Meal Timing and Weight Loss

What are some weight-loss tips you’ve heard before that don’t specifically involve changing your food choices? Some that come to mind may be “don’t eat two hours before bed!” or “eat all of your carbs before noon!” Maybe you’ve heard that it’s healthier to have five or six small meals every few hours than it is to eat three square meals per day. The truth is, the healthiest way to eat is the way that keeps you feeling consistently full and energetic throughout the day. For some people, eating five to six small meals is the way to achieve this, but for some people-it’s just not. But one thing is for sure: if you’re starving all day, your diet is going to fail. 

How often should I eat?

Eating five or six small meals everyday may be a beneficial weight loss technique for a few reasons. For one, if you’re eating portion-controlled mini meals throughout the day, you’re less likely to be famished at a major meal time. Consistent, healthy snacking prevents you from gorging yourself at meal times by preventing low blood sugar and that “hangry” feeling; you know the one where everyone is way too annoying because you just haven’t eaten in a while…yeah that one.        

Blood sugar spikes after a meal is consumed, so in response, insulin is produced by the pancreas to make the cells take up the glucose, thus lowering serum blood sugar. If you eat a super high-sugar meal or snack, your blood sugar is going to spike really high, really quickly and then come down really low really quickly.

By choosing high-protein and high-fiber snacks, you can prevent a blood sugar surge. Now when you haven’t eaten in a while, your pancreas will instead produce glucagon: a hormone that causes your body’s stored sugars to break down and provide short-term energy.

In addition to glucagon, the hormones cortisol and epinephrine will also be released by the body in attempt to increase blood sugar levels. This counteraction process to hunger explains why you may get the hangry feeling after not having eaten for an extended period of time, and also why you may be more inclined to reach for something high carb when you do finally get your hands on some food.

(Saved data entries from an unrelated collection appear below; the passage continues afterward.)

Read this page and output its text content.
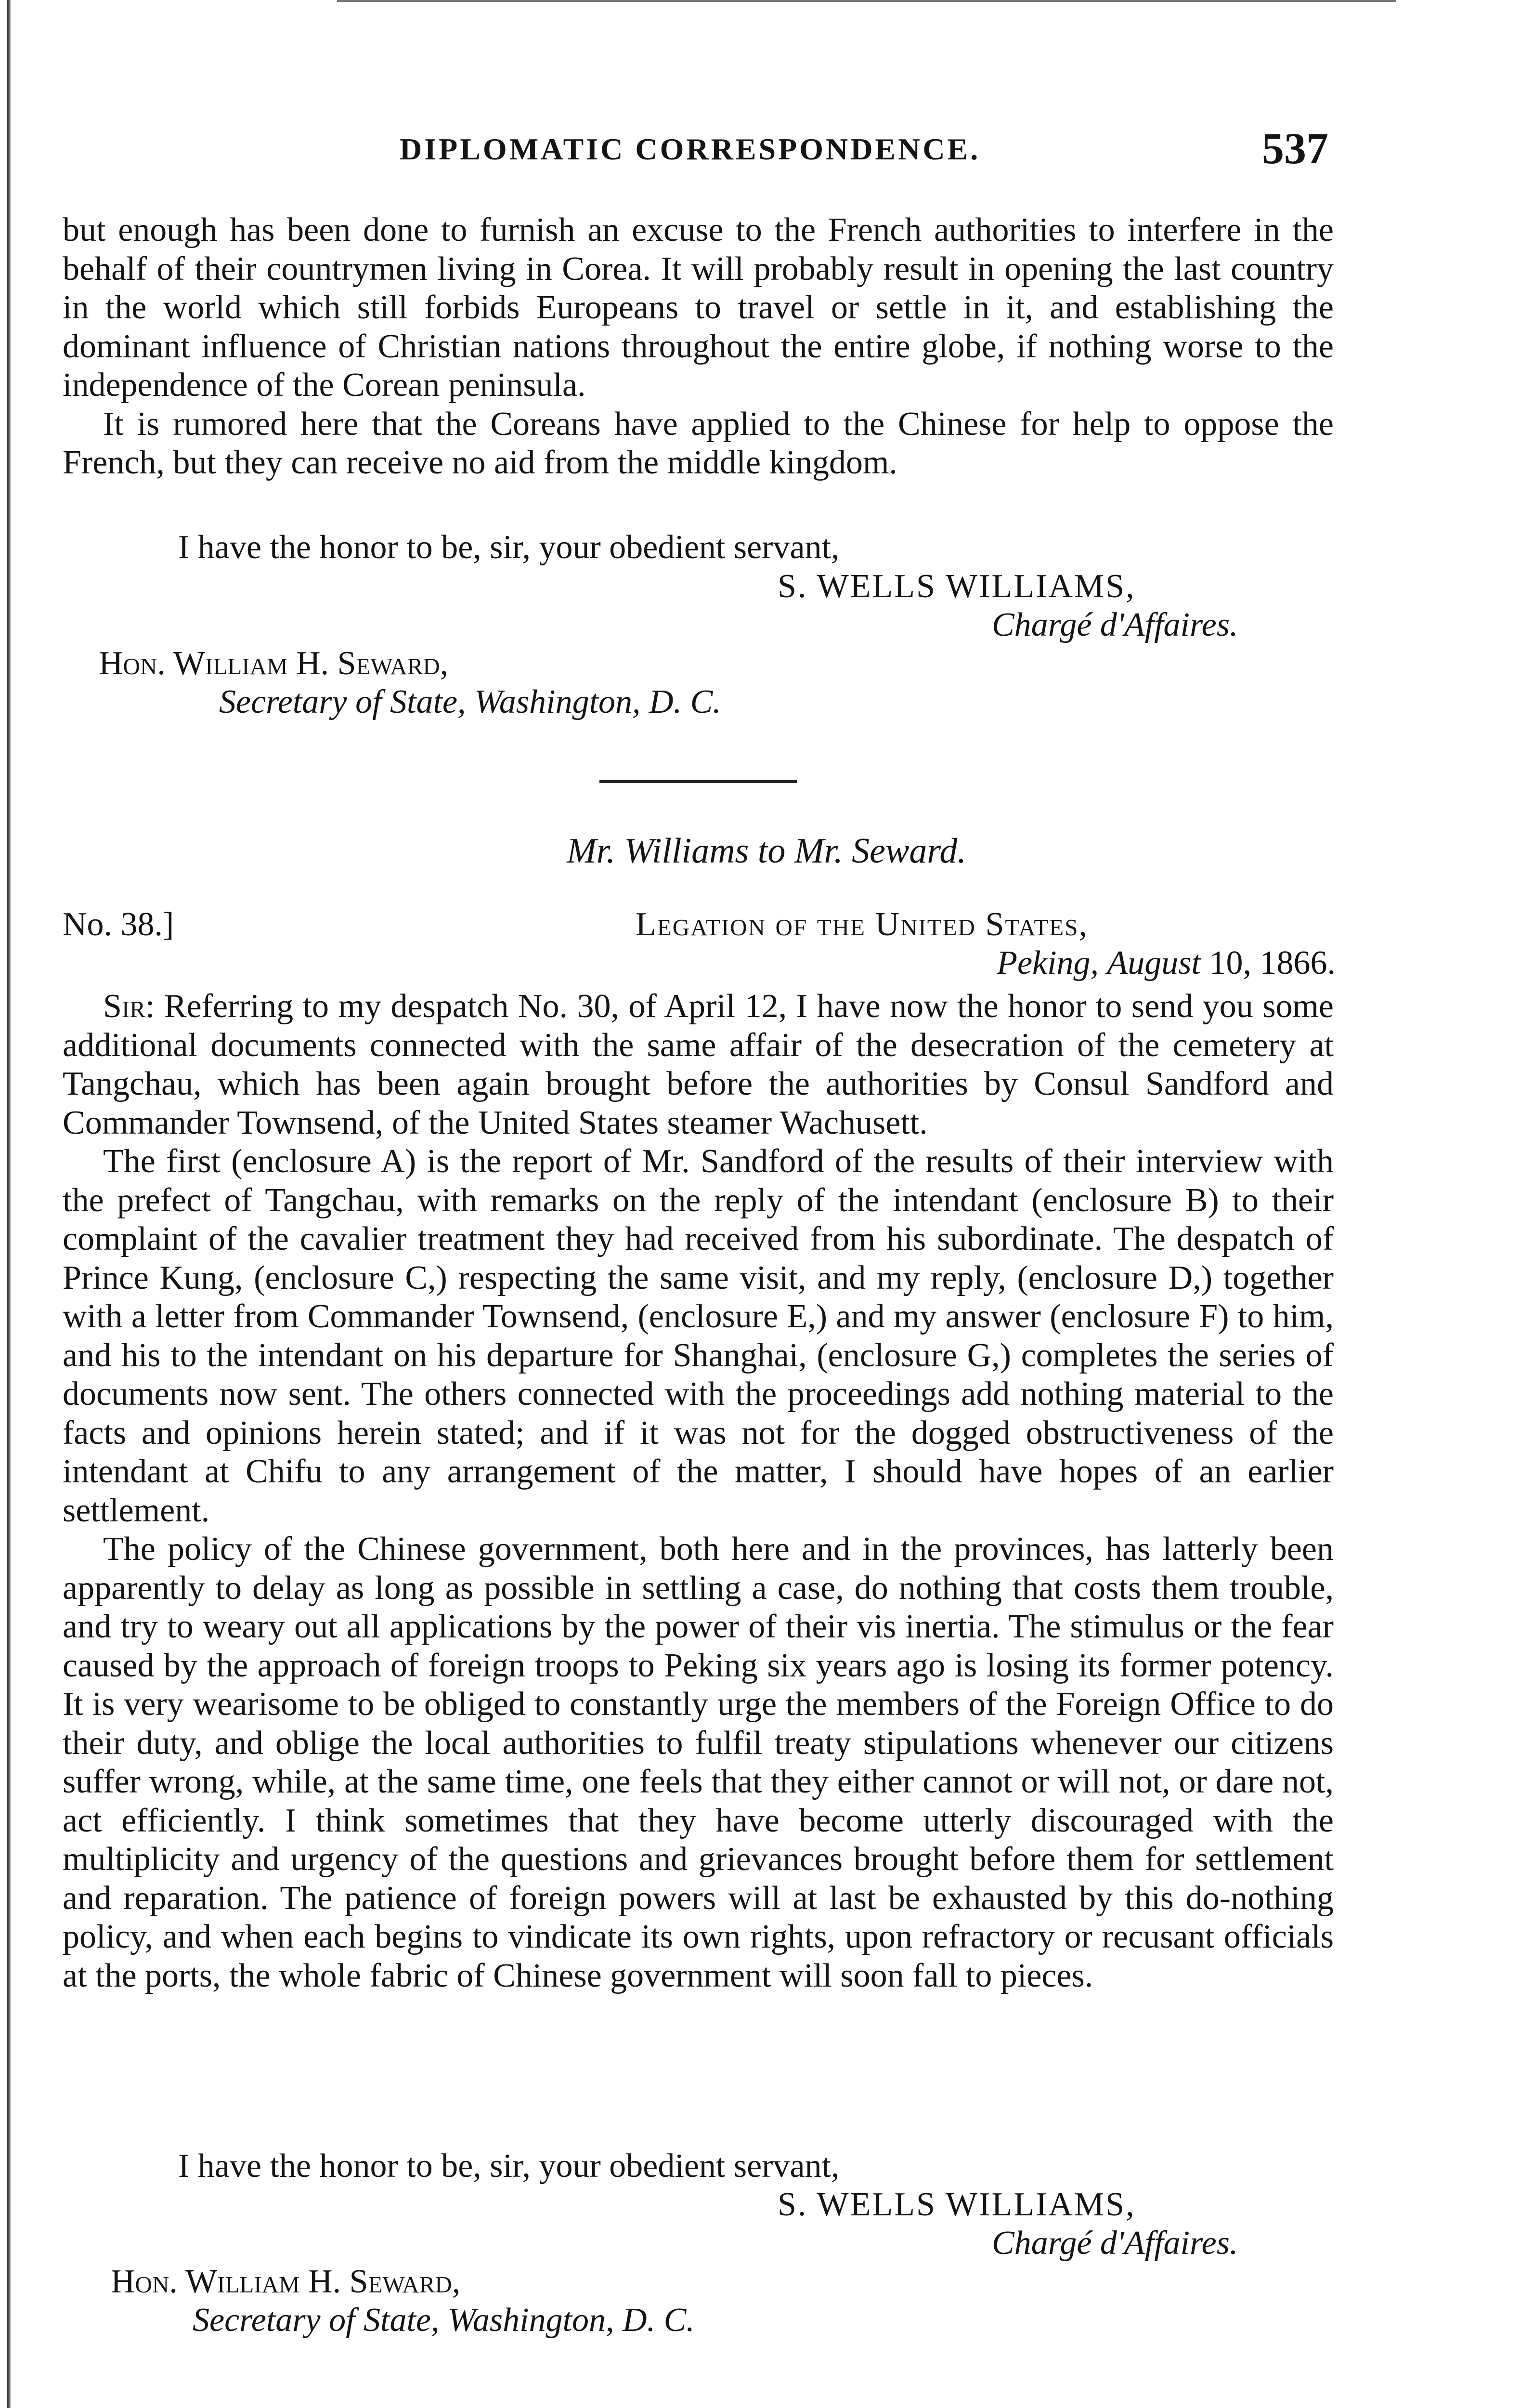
DIPLOMATIC CORRESPONDENCE.	537

but enough has been done to furnish an excuse to the French authorities to interfere in the behalf of their countrymen living in Corea. It will probably result in opening the last country in the world which still forbids Europeans to travel or settle in it, and establishing the dominant influence of Christian nations throughout the entire globe, if nothing worse to the independence of the Corean peninsula.

It is rumored here that the Coreans have applied to the Chinese for help to oppose the French, but they can receive no aid from the middle kingdom.

I have the honor to be, sir, your obedient servant,
S. WELLS WILLIAMS,
Chargé d'Affaires.
Hon. William H. Seward,
Secretary of State, Washington, D. C.
Mr. Williams to Mr. Seward.
No. 38.]	Legation of the United States,
Peking, August 10, 1866.

Sir: Referring to my despatch No. 30, of April 12, I have now the honor to send you some additional documents connected with the same affair of the desecration of the cemetery at Tangchau, which has been again brought before the authorities by Consul Sandford and Commander Townsend, of the United States steamer Wachusett.

The first (enclosure A) is the report of Mr. Sandford of the results of their interview with the prefect of Tangchau, with remarks on the reply of the intendant (enclosure B) to their complaint of the cavalier treatment they had received from his subordinate. The despatch of Prince Kung, (enclosure C,) respecting the same visit, and my reply, (enclosure D,) together with a letter from Commander Townsend, (enclosure E,) and my answer (enclosure F) to him, and his to the intendant on his departure for Shanghai, (enclosure G,) completes the series of documents now sent. The others connected with the proceedings add nothing material to the facts and opinions herein stated; and if it was not for the dogged obstructiveness of the intendant at Chifu to any arrangement of the matter, I should have hopes of an earlier settlement.

The policy of the Chinese government, both here and in the provinces, has latterly been apparently to delay as long as possible in settling a case, do nothing that costs them trouble, and try to weary out all applications by the power of their vis inertia. The stimulus or the fear caused by the approach of foreign troops to Peking six years ago is losing its former potency. It is very wearisome to be obliged to constantly urge the members of the Foreign Office to do their duty, and oblige the local authorities to fulfil treaty stipulations whenever our citizens suffer wrong, while, at the same time, one feels that they either cannot or will not, or dare not, act efficiently. I think sometimes that they have become utterly discouraged with the multiplicity and urgency of the questions and grievances brought before them for settlement and reparation. The patience of foreign powers will at last be exhausted by this do-nothing policy, and when each begins to vindicate its own rights, upon refractory or recusant officials at the ports, the whole fabric of Chinese government will soon fall to pieces.

I have the honor to be, sir, your obedient servant,
S. WELLS WILLIAMS,
Chargé d'Affaires.
Hon. William H. Seward,
Secretary of State, Washington, D. C.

Picture this scenario: it’s 12:00pm and all you’ve had all day is a cup of coffee. You walk into the breakroom and there are platters of delicious food leftover from a previous meeting. You walk around and see chicken parmesan, spaghetti…and there’s even cookies! After not eating all day, your blood sugar is low, you may be dehydrated, and you are certainly hangry. You load your plate with three pieces of chicken, a huge ladle full of spaghetti, and a cookie…maybe two for good measure. You scarf down this massive, fruit-and-vegetable-free meal, likely totaling around 1,000 calories, just because you were so hungry when lunch time finally came around.

Now picture this scenario: it’s 12:00pm, but you had an apple on your way to work and a piece of toast with peanut butter at your desk. You walk into the breakroom and see the delicious platters of food. You’re definitely hungry, but you’re also definitely not starving and your blood sugar is relatively stable. Instead of gorging yourself, you’re more likely to choose to take one piece of chicken, a smaller amount of spaghetti, and just one cookie. By having balanced snacks earlier in the day, you’ve set yourself up to control your portion sizes more effectively without really even having to think about it. 

The approach to eating multiple small meals throughout the day aids in general portion control by keeping blood sugar consistent throughout the day. It is a powerful way to gain control over how much is eaten at a period of hunger or at a meal time. The key to weight management is keeping blood sugar consistent to avoid bingeing on less-healthy food options during times of starvation. If three square meals per day works for your body – don’t fix what isn’t broken! But for some, it may be beneficial to try the multiple small meals approach and see how it feels.